The work relies substantially on mouse models and in vitro systems for its mechanistic claims. While the B-ALL patient data provides clinical correlation, correlation is not causation. The step from correlative clinical data to a confirmed therapeutic strategy requires prospective clinical testing - randomized trials comparing CAR-T cells manufactured with and without proteasome inhibition.
It remains unclear how this pathway interacts with checkpoint blockade therapies like anti-PD-1 and anti-CTLA-4, which operate through different mechanisms of T cell reinvigoration. Whether the heme-Bach2 axis represents an entirely independent exhaustion driver or intersects with checkpoint signaling pathways at some point remains to be determined. Understanding this interaction will be important for designing combination therapeutic strategies.

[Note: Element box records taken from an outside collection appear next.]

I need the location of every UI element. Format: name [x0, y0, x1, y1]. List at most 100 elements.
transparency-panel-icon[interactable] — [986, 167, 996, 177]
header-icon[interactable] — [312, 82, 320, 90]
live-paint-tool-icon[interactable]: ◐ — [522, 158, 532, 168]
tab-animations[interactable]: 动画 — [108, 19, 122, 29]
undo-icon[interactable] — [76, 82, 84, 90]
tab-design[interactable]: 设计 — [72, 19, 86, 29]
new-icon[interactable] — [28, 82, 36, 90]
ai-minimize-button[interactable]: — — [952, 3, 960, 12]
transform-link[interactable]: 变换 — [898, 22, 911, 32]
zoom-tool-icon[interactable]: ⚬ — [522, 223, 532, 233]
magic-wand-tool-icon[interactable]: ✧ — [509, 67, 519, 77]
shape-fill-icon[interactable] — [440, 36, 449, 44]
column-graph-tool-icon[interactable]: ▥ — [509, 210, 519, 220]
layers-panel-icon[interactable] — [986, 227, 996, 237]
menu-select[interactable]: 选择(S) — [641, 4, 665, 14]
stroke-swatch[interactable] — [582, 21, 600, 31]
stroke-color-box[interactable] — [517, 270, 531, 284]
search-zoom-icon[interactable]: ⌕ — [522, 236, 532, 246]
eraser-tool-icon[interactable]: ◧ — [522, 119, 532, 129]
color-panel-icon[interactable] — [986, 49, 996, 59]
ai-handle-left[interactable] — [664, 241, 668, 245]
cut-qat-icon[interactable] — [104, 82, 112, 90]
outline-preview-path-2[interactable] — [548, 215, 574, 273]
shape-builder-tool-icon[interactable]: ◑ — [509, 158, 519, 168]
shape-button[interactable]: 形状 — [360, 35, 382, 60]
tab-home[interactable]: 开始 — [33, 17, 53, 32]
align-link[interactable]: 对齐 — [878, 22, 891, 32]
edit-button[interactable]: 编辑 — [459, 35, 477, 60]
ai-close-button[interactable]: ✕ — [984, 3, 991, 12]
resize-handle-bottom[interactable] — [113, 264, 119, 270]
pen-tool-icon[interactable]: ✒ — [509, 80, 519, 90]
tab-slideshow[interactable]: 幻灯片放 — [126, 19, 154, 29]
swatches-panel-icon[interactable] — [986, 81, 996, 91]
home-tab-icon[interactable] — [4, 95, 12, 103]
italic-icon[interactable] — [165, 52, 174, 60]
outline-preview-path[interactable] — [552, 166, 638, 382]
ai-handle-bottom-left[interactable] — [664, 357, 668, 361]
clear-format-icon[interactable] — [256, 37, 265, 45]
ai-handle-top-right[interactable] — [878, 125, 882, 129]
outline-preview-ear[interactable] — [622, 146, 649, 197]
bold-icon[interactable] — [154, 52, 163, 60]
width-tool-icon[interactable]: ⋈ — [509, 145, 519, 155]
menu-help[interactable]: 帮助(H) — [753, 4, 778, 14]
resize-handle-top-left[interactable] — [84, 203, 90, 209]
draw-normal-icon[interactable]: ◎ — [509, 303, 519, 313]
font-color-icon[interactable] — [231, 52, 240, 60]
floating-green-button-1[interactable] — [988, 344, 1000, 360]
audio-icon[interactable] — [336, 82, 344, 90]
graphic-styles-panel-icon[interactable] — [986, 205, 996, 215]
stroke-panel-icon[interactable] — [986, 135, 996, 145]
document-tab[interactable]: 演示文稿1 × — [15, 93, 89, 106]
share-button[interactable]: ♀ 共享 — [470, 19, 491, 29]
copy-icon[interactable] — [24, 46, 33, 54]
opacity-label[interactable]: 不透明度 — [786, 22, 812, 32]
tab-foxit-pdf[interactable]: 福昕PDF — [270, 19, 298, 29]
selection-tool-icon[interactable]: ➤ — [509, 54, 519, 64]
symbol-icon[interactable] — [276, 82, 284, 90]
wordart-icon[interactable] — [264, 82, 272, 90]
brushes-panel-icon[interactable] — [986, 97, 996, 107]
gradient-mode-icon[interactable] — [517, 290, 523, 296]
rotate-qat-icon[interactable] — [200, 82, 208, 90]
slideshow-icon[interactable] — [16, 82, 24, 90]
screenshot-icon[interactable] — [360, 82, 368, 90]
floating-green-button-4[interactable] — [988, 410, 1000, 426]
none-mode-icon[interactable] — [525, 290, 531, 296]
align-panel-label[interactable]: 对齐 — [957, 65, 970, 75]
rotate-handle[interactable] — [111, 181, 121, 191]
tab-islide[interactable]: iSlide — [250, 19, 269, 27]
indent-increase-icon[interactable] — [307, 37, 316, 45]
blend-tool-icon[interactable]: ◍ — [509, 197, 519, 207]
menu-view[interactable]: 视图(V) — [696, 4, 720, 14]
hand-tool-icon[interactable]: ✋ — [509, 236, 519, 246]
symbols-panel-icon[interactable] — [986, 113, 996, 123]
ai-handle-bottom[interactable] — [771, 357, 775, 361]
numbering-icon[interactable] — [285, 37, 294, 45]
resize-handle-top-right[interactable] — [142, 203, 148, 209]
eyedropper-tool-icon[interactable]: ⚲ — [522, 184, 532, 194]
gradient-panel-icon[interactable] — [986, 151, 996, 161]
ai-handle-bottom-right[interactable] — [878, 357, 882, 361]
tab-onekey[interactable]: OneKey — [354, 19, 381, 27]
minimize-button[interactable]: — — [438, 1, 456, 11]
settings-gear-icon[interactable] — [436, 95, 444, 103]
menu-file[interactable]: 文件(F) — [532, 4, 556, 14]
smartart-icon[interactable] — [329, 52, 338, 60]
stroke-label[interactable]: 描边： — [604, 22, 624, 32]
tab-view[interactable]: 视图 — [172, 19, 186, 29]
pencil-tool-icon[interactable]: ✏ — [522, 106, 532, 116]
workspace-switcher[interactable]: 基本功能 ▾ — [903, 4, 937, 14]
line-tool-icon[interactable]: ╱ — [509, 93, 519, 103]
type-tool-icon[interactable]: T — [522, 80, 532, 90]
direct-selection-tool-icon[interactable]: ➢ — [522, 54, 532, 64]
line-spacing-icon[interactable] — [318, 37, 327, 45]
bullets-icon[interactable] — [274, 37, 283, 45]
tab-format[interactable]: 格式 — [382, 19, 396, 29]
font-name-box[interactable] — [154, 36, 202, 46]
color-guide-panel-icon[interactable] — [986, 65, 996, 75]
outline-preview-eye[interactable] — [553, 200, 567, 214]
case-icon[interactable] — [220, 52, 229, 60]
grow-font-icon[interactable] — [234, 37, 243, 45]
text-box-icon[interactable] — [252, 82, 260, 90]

Near-term and longer-term applications
The most near-term application is straightforward: incorporating transient proteasome inhibition into existing CAR-T cell manufacturing protocols. Bortezomib is inexpensive, well-characterized in terms of pharmacology and safety profile, and already clinically approved for other indications. This substantially lowers the regulatory and practical barriers to testing this approach in formal clinical trials. If it works, it could improve the durability and effectiveness of CAR-T responses without requiring any novel drug development.
Longer term, the identification of PGRMC2 as the nuclear heme transport chaperone opens a second, potentially more specific intervention point. Blocking PGRMC2-mediated nuclear heme translocation could theoretically preserve Bach2 and prevent the exhaustion program from activating, even in cells with severely damaged mitochondria. But PGRMC2 inhibitors are not currently in clinical development for this indication, and developing them would require a longer timeline.
The study was conducted by researchers at the University of Lausanne in collaboration with institutions across Switzerland, China, Taiwan, the United Kingdom, and the United States. Funding came from the Swiss National Science Foundation, the Swiss Cancer Foundation, the Cancer Research Institute, the Helmut Horten Stiftung, the Melanoma Research Alliance, and multiple international funding bodies.